On the positive side, the reviewers found that the paper's primary contribution was its novel analysis of unfaithfulness, which dissects the internal mechanisms of the model by linking unfaithful responses to the activation of specific FFN layers. The reviewers also highlighted that the proposed ParamMute method is simple and effective, and they were impressed by the comprehensive and thorough experiments conducted across various models and benchmarks.
The reviewers identified areas of improvement, such as an initial lack of comparison to a similar existing benchmark (FaithEval) and the need to evaluate the potential negative impact of the method on the model's performance in non-retrieval scenarios. Reviewers also suggested testing the framework's robustness in more realistic settings with noisy or imperfect retrieval and requested a more in-depth analysis of the method's generalizability to larger models, its statistical significance, and its common failure cases.
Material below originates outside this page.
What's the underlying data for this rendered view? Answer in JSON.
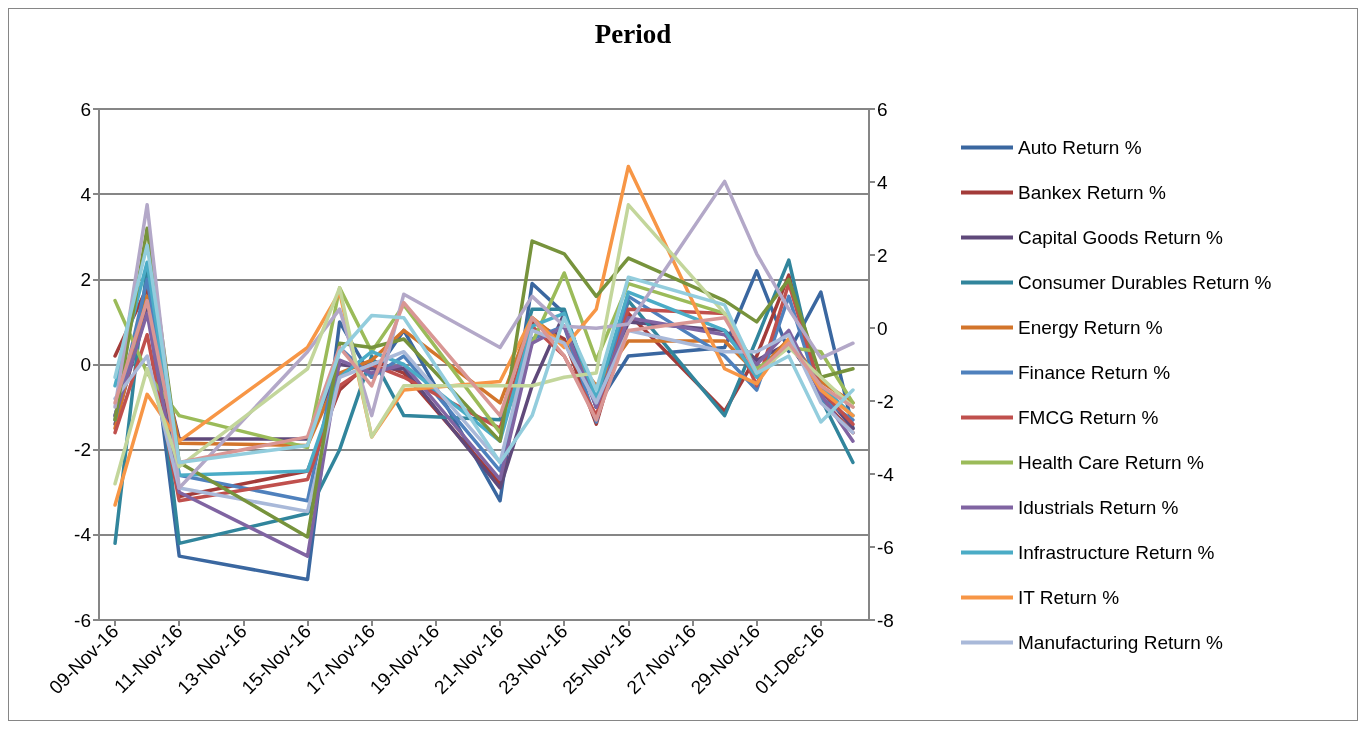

During the rebuttal period, the authors addressed all of these points with additional experiments and analyses. By incorporating this valuable reviewer feedback, the final manuscript will be more thorough, polished, and of higher quality.
Based on these reviews, I recommend accepting this paper. The reviewers were excited about the paper's novel approach to improving model faithfulness, noting that the investigation into unfaithfulness-associated FFNs provides valuable insights that can deepen the community’s understanding of the internal mechanisms of large language models. The authors were commended for their active engagement and for thoroughly addressing all reviewer concerns during the discussion period. I expect the authors to incorporate the feedback and the extensive additional experiments conducted during the rebuttal into the final version of the paper (especially generalization and failure case analysis).